Of course this is speculation. But it seems to me the underlying evidence of the previous decade makes it worth thinking about.

If I am in any way correct then I think other things follow.

I think the House of Saud knows it’s future is in question. I have written a lot about how I see Qatar rising to rival Saudi. Qatar not Saudi has the Yuan clearing house. Saudi is late to the party. Can Saudi risk being seen to move away from its

traditional ally, America? If it does, too quickly, and signs yuan trade deals it risks falling as soon as Americal turns its back. If it doesn’t move quickly enough it risks being completely eclipsed by Qatar, having to go to Qatar cap in hand to trade its oil with Russia and China.

I see the political changes within the House of Saud as signs of the internal struggles to decide which way to go. I personally think the House of Saud will fall.

I also think the position of Israel under its present leadership is also very fragile. Israel needs Saudi. While they may seem to be on opposite sides, in many ways they are on the same side. If the House of Saud falls or changes allegiances from America to Russia/China then Israel will become even more isolated than it is. And of course if America is eclipsed and does enter a period of decline, then Israel will go with it.

If any of the above is near the mark, will it mean the end of America? Of course not. American’s will still work and sleep and raise their children like everyone else. But the pre-eminence of the dollar and American finance will decline as the stock of dollar denominated bonds and debt agreements expires, and with it the power and wealth of many of America’s elite. How that decline will sit alongside America’s still overwhelming military power I don’t know.

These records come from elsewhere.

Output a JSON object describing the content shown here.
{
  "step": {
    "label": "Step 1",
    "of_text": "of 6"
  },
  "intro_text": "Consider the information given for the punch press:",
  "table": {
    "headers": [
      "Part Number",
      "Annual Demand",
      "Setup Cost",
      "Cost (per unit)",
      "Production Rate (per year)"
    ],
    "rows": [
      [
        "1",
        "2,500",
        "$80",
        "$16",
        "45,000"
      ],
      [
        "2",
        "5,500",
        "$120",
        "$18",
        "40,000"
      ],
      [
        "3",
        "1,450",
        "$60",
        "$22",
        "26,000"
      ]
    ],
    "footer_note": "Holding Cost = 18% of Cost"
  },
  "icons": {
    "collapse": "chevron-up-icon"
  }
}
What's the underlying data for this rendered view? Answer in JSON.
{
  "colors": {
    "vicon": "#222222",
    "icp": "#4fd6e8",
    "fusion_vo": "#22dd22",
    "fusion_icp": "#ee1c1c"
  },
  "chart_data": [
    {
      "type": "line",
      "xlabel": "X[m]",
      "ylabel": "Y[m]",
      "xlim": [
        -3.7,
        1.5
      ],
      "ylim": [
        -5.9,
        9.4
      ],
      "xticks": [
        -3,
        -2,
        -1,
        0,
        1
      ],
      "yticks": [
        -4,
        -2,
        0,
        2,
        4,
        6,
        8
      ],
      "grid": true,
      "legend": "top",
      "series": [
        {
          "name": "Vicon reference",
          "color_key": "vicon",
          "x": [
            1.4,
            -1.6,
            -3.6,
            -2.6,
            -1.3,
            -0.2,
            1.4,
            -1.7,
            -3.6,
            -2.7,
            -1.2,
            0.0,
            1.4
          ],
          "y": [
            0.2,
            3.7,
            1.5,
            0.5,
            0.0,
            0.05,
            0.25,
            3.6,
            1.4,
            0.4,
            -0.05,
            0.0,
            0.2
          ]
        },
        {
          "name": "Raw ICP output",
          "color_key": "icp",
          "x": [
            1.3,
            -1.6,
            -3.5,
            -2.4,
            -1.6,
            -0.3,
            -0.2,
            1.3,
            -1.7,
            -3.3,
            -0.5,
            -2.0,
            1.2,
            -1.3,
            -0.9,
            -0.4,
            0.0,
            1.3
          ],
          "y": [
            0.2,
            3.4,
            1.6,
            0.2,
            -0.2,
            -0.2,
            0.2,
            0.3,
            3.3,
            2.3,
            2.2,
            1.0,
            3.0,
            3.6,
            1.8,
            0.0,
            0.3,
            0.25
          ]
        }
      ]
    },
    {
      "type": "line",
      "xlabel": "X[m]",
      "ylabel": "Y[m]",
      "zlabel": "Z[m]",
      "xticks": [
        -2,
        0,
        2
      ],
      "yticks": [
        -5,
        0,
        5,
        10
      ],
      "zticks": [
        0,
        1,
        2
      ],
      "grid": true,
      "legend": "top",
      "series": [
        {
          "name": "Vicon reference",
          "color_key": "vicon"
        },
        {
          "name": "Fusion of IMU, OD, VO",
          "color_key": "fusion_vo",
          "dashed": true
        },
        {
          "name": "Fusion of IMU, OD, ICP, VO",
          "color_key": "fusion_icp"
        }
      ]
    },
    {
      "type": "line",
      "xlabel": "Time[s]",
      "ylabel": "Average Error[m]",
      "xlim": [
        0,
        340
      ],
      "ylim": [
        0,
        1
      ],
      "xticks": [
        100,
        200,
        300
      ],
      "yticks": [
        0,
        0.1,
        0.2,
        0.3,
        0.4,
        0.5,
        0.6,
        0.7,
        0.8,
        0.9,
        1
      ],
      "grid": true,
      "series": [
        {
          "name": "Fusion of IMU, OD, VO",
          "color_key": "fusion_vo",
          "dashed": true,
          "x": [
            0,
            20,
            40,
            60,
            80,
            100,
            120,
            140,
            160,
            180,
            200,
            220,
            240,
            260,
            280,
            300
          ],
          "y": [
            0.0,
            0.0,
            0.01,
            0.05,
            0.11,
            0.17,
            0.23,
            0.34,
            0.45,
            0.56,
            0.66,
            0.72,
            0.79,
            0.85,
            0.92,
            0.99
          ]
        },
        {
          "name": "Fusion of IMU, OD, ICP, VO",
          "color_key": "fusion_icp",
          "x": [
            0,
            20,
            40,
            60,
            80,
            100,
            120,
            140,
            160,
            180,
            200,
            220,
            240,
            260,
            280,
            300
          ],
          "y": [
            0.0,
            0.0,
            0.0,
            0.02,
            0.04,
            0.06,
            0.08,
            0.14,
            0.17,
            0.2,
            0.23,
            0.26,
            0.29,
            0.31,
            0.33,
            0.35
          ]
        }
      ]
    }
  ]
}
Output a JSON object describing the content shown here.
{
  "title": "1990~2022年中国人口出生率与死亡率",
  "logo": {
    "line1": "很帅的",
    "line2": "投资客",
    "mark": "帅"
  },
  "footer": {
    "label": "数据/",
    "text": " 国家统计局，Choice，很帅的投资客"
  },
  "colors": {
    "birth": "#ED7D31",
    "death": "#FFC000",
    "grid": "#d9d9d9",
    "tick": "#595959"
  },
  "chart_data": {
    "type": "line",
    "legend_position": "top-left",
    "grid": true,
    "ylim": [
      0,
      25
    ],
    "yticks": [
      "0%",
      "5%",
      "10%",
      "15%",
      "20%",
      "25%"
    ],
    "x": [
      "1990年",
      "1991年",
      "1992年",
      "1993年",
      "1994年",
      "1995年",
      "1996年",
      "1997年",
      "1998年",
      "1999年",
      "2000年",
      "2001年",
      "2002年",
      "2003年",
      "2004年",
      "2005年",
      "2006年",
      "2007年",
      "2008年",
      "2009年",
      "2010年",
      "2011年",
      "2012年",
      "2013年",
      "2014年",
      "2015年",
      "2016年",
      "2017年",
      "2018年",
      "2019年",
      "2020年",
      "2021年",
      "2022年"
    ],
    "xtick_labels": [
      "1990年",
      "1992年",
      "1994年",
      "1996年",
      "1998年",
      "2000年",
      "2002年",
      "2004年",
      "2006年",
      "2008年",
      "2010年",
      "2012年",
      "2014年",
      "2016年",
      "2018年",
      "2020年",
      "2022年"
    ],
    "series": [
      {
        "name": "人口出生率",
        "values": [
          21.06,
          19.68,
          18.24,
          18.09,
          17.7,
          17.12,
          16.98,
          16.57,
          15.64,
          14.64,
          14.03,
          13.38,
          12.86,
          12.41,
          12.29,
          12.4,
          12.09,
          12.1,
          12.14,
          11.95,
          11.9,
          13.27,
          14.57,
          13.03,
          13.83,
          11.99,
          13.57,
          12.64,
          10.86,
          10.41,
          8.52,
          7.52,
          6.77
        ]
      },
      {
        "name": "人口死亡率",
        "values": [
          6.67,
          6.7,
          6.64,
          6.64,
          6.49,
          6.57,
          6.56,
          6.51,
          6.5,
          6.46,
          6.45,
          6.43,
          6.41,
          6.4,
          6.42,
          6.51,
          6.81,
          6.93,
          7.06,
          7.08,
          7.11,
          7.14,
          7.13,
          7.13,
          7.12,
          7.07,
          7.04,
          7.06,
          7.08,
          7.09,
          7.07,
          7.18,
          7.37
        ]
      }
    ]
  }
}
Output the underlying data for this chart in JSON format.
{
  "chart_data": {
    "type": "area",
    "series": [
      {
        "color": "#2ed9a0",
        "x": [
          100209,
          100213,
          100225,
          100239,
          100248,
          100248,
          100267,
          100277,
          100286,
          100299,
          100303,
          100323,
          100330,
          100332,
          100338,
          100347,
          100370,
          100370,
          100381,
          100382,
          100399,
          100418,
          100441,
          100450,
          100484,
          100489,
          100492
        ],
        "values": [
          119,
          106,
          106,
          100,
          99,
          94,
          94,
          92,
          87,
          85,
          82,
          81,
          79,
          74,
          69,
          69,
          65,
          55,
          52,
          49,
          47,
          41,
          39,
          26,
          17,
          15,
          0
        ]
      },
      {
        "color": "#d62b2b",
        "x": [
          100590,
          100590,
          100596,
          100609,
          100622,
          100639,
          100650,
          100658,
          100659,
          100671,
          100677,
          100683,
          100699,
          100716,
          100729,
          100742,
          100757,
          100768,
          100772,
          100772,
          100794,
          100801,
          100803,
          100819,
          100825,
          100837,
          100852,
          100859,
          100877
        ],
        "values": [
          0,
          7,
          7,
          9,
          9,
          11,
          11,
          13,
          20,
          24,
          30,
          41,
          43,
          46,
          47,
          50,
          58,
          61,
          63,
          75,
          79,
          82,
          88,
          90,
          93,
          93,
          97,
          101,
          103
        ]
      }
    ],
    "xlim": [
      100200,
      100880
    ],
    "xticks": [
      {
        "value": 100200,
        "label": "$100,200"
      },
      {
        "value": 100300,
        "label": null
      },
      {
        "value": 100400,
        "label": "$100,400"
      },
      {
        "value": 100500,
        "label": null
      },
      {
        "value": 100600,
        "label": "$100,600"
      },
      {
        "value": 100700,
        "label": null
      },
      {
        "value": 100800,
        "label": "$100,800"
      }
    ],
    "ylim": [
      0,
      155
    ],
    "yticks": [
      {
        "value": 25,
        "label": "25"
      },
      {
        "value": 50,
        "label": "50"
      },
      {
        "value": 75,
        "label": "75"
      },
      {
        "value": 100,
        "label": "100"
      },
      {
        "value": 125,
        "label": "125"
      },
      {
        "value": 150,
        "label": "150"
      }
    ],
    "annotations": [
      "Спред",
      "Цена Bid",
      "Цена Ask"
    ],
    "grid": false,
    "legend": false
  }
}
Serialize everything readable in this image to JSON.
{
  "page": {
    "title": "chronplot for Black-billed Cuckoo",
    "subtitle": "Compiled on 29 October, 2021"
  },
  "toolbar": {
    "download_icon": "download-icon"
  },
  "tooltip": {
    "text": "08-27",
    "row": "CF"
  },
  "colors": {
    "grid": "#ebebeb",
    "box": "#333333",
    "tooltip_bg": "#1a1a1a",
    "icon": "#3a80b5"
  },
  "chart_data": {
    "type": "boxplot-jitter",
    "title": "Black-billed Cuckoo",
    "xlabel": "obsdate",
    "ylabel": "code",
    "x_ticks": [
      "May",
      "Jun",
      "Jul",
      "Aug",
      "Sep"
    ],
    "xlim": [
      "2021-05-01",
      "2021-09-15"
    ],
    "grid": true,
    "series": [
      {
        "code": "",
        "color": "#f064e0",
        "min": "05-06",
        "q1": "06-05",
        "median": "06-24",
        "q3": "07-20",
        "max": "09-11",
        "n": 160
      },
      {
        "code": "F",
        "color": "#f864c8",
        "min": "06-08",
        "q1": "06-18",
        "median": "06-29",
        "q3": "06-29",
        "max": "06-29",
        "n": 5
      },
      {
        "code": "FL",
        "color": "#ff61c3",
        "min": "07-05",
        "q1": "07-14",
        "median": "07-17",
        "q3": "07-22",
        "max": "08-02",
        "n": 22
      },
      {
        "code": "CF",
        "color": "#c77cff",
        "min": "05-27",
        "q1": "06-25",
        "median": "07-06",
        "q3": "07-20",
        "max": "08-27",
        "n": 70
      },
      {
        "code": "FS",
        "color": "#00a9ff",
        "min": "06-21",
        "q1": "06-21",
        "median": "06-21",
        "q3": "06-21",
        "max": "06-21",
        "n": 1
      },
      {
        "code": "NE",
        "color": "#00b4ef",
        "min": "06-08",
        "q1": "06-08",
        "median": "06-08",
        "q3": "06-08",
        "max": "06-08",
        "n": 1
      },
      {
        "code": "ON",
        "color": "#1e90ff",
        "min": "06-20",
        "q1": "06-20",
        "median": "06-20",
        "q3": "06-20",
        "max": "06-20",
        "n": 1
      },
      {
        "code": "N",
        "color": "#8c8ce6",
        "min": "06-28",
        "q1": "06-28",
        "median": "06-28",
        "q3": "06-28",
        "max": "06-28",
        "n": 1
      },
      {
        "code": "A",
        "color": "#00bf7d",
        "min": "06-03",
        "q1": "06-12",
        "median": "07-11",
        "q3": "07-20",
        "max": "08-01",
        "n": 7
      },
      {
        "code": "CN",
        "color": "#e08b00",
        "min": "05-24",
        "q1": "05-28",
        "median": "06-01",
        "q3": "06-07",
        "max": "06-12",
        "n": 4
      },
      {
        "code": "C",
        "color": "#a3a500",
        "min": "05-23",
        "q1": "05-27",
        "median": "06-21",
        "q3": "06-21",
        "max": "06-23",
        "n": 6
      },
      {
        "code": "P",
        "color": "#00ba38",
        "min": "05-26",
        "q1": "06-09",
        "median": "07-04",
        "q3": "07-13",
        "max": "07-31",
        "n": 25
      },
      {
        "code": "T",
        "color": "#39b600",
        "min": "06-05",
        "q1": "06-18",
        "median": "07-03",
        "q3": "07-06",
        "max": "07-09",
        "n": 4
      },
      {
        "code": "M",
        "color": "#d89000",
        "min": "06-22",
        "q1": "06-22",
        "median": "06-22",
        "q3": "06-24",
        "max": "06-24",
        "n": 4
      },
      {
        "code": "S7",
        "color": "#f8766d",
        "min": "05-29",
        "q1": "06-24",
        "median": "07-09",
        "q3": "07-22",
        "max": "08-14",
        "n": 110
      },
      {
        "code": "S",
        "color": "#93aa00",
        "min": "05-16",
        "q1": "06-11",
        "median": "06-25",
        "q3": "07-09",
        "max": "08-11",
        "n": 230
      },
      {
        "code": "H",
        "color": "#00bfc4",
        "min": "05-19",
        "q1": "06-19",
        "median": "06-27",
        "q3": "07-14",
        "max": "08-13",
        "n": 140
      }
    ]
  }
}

Of course what I have suggested above is merely speculation but personally I think another debt crisis will happen, because never ending QE and Central Bank debt buying cannot go one for ever, and what China does in the next few months could very well destabilise the whole unstable system. Many people will suffer and lives will be blighted. But I wonder if, when we all look back from a decade or a generation after, if we won’t think it lucky the crisis did finally come and the system we have been slaving under since 2007 as well as those who have forced it upon us for their own enrichment, were called to account.

It is difficult to accept that such historic changes could occur. But history has not ended despite what some have claimed.

Rumours of History’s end have been, in my opinion, greatly exaggerated. History is very much alive and happening to us, now. We are, as the Chinese saying goes, living in interesting times.